Что же до духовного отпрыска отца «русского Сократа»83 и одновременно его однофамильца, Александра Яковлевича Чернышевского, то он сходит с ума, – постепенно, а вовсе не молниеносно-поэтически, – после чего умирает, и даже факт снятия перегородки между ним и миром Потусторонников не предоставляет ему иллюзии телесного воссоединения. Вдова его, Яковлевна, ссылается на север84, куда Набоков, по обыкновению, отправляет сыгравших свою роль, уже бесполезных персонажей. Что же до их сына, Якова Александровича, то, испытавши фиаско в своей попытке воссоединения с двумя «осколками человека», также явно не предназначенных слиянию, он добровольно, раньше всех, сходит в царство Аида, с возведённых в Даре трагедийных подмостков Европы, в чей «закат», – без всякой надежды на Дионисийское её возрождение, – «бедный Яшенька» так пошло поверил всем своим неудавшимся тельцем : «… его [Яшины <A.Л.>] безвкусные тревоги („неделю был как в чаду”, потому что прочитал Шпенглера) …»85.

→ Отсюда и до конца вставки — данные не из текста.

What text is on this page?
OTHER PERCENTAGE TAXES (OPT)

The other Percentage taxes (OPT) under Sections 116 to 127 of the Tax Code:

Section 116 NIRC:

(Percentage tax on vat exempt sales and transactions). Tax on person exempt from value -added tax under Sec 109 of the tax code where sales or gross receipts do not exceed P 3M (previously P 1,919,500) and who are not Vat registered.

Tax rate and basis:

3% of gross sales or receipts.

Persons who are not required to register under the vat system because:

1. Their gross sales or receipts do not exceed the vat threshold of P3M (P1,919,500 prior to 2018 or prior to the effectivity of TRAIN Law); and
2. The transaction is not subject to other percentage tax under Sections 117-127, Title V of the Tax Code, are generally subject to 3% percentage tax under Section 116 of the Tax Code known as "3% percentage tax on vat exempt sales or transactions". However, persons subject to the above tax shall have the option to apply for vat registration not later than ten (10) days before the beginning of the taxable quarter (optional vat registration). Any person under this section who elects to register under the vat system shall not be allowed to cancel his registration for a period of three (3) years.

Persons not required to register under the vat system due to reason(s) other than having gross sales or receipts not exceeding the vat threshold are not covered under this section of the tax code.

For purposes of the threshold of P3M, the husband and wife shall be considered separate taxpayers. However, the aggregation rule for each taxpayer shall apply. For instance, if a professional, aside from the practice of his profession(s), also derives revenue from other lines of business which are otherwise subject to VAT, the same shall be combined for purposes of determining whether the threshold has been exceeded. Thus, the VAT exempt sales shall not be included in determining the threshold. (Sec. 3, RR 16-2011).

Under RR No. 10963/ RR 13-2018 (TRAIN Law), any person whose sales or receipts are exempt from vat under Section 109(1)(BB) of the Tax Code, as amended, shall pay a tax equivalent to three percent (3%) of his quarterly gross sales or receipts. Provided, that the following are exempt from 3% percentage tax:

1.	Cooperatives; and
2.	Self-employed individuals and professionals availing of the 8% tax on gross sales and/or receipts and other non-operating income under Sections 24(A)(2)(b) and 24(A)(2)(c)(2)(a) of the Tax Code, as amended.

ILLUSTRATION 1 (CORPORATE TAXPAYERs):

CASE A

Описанному выше «семейству диалектиков», Набоков противоставляет Чердынцевых, например, супругу Константина, мать поэта. Она насквозь пронизана вакхической субстанцией, постоянно прорывающейся наружу сквозь её оболочку. Летаргия этой Елизаветы, тёзки сестры Фридриха Ницше (для которого и мать и сестра – едино тело) – не есть грезящее состояние безвыходного отчаяния какой-нибудь Чернышевской. Чердынцева ждёт-не-дождётся возвращения вакханта своего Бога с Востока : при встрече с Фёдором она мычит, как и положено супруге яка («… она [Елизавета Павловна <A.Л.>] сошла по железным ступенькам вагона, посматривая одинаково быстро то себе под ноги, то на него, и вдруг, с лицом, искажённым мукой счастья, припала к нему, блаженно мыча, целуя его в ухо, в шею …»86), лучшей, если верить Заратустре, представительнице «осколков человека» женского пола : «ещё не способна женщина к дружбе : женщины всё ещё кошки и птицы. Или в лучшем случае, коровы.»87.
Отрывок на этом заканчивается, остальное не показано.